The “whole-place” carbon strategy seeks to reduce “operational carbon” from heat and power as well as “embodied carbon” from materials and construction, and includes emissions caused by transport and human behavior on the site to the year 2100. 

Human Nature’s in-house design team, design agency Periscope, Ash Sakula Architects, Mole Architects and Arup have created plans that embrace circular economy principles that include construction based on prefabricated “cassettes” made from local timber filled with hemp and other biomaterials.

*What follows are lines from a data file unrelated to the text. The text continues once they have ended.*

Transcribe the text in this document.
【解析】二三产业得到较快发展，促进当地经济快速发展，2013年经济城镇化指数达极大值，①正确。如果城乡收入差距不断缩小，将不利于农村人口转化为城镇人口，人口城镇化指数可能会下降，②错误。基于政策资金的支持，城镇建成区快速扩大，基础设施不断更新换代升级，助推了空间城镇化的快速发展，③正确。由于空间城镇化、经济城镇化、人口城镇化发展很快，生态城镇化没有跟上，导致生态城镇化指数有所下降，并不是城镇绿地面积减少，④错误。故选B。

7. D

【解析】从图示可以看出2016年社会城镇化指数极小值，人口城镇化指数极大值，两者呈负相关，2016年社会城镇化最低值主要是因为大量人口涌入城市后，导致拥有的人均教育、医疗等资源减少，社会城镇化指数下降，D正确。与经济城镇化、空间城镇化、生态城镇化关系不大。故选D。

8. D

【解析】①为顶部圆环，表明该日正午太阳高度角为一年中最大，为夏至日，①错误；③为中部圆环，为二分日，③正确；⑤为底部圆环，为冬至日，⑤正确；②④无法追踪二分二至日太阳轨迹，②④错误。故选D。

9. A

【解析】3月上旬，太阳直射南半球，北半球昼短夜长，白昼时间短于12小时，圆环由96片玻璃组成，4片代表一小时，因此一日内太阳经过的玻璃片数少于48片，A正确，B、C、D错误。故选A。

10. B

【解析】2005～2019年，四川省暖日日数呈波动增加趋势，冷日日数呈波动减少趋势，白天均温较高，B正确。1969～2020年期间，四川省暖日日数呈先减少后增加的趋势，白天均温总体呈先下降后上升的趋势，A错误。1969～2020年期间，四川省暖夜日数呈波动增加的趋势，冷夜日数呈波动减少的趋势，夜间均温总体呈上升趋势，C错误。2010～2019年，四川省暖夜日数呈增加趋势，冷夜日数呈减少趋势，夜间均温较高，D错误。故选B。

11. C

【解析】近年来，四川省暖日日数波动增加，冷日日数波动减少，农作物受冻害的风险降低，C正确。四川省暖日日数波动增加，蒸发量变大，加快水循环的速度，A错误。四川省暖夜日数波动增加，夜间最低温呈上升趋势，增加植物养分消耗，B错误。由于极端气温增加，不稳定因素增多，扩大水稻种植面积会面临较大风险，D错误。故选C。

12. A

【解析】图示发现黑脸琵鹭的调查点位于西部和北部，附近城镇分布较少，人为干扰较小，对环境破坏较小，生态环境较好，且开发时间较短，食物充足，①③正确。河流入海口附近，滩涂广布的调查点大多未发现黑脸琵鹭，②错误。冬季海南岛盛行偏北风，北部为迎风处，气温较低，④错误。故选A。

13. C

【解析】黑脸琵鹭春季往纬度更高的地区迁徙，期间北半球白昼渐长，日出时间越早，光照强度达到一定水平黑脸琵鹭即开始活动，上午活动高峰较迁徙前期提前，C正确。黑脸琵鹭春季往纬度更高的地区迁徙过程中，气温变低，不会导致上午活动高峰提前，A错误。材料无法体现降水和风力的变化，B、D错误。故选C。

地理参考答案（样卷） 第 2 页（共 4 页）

Where possible, existing materials from the site’s industrial past, including cladding, steel trusses, bricks and buttresses, will be salvaged and repurposed, according to the developers.

Old industrial buildings on the site in East Sussex.

The project also intends to meet “radical affordability goals” through on-site recycling, waste management and composting facilities, urban farming and community gardening, and a renewable energy system that will reduce residential energy bills by 10-20%.

‘Joy’ in sustainable living

“The current mainstream model of development is catastrophic, baking in deeply unsustainable fabric, infrastructure and transport, fueling the climate and nature crises; it also creates social divisions and exacerbates loneliness,” said Smales, Human Nature’s CEO. “We aim to show that living sustainably can be a joy, not an exercise in self-denial, made far easier by the design of neighborhoods.

“The result won’t feel unfamiliar, rather a return to traditions we’ve forgotten: a place of elegantly designed buildings made using local materials, streets safe for children to play in, with most daily needs met within a short walk and where it’s easy to meet and socialize with your neighbors,” Smales said.